A razón de estar
leyendo - he tardo años en comenzarlo, al ir de Fernando Pessoa a José María
Eça de Queiroz, y de éste a José Saramago - “Canto libre del Orfeo
rebelde” del lusitano Migue Torga, me han venido pasados recuerdos de la ciudad
que besa con pasión desmedida y se apretuja por última vez al río Tajo,
un caudal de agua con una ciudad al
fondo, inundada de azules, ocres y verdes.
Miguel
Ferreira usa mejores pinceladas: “Blanca azul roja verde castaña verde blanca
muy blanca irresistiblemente alegre y acogedora flotando por el Tajo. Tierra a
la vista. Era Lisboa”.
De ese promontorio, sobre el castillo de San Jorge,
tengo una cicatriz en un costado del alma. Posiblemente ya no se vea, pero de
aquella muchacha del añejo barrio de Alfama, donde los planos resultan inútiles
para orientarse, me queda su sabor a salitre, sus ojos grandes, brunos - dos
ascuas encendidas -, inundados de agua cuando me esperaba un pequeño paquebote
para llevarme al norte, a Viana de Castelo, donde nos aguardaban, a ella el
olvido, y a mí un seguir haciendo caminos.
Ya se sabe, los enamorados quieren a toda costa que
su apego se vea, pero que su pasión no se comparta. ¿Dónde estará ahora Ana de
Aveiro? En sueños la recuerdo y me sigue sabiendo su piel a ese licor de
guindas llamado “grihinga” que solíamos tomar, en el último grito de la noche
lisboeta, por la Rua
Cascais.
Yo he escuchado decir que Lisboa se asemeja a un
laberinto, pero eso suele suceder con frecuencia cuando uno es vencido por ese
elixir prodigioso llamado Ribeiro, Carbalho, Ferreira, el rey de los
aguardientes. Entonces sí, la ciudad, desde la Rua Alecrim arriba
hasta llegar a Santa Catarina, se envuelve en un tejido de deseos imposibles.
Para muchos viajeros, la verdadera Lisboa de
Camoens está en las tascas y los restaurantes con azulejos enmarcados, aún hoy,
en las técnicas del siglo XVII, donde comer, beber, jugar a las cartas,
discutir de fútbol y hablar mal del gobierno de turno, forman parte de la
esencia de esa raza de marinos y emigrantes.
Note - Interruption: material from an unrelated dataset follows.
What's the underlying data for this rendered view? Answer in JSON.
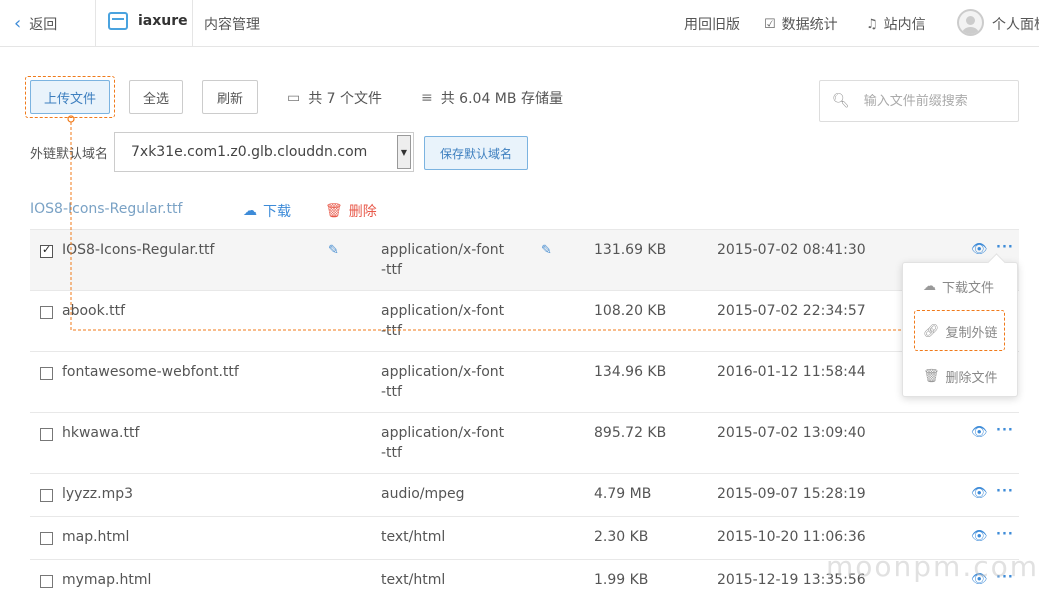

Pero para mí la ciudad ya no es la urbe
aristocrática y bohemia de “Los Maías” o la de “El primo Basilio”, grandes
novelas de Eça de Queiroz aparecidas a finales del siglo XIX, sino una ciudad de
trabajadores que transitan incansablemente las avenidas, ruas y muelles en
busca de sus sueños cotidianos.
Luego de disfrutar de los atractivos de la urbe en
la habitación del hotel con vista sobre huertas y jardines, nos dimos cuenta de
lo cerca que en la ciudad están los extremos opuestos.
En esta Lisboa - nadie sabe con certeza si es
Atlántica o Mediterránea - leímos hace tiempo en una guía de turismo: “La
opulencia se codea con la pobreza; los viejo con lo nuevo; lo alto con lo
bajo; lo oculto, con lo sublime y profano”.
Y así, de forma mágica, todo viajero debe abandonar
su voluntad a la belleza para buscarla más allá de las remembranzas que
la mirada asombrada halla en el doblar
de una esquina o ante la suave candidez de un geranio en una maceta de barro
cocido al sol.
Acaso igual que estas letras de hoy maceradas de tierra, licor de cerezas y salitre.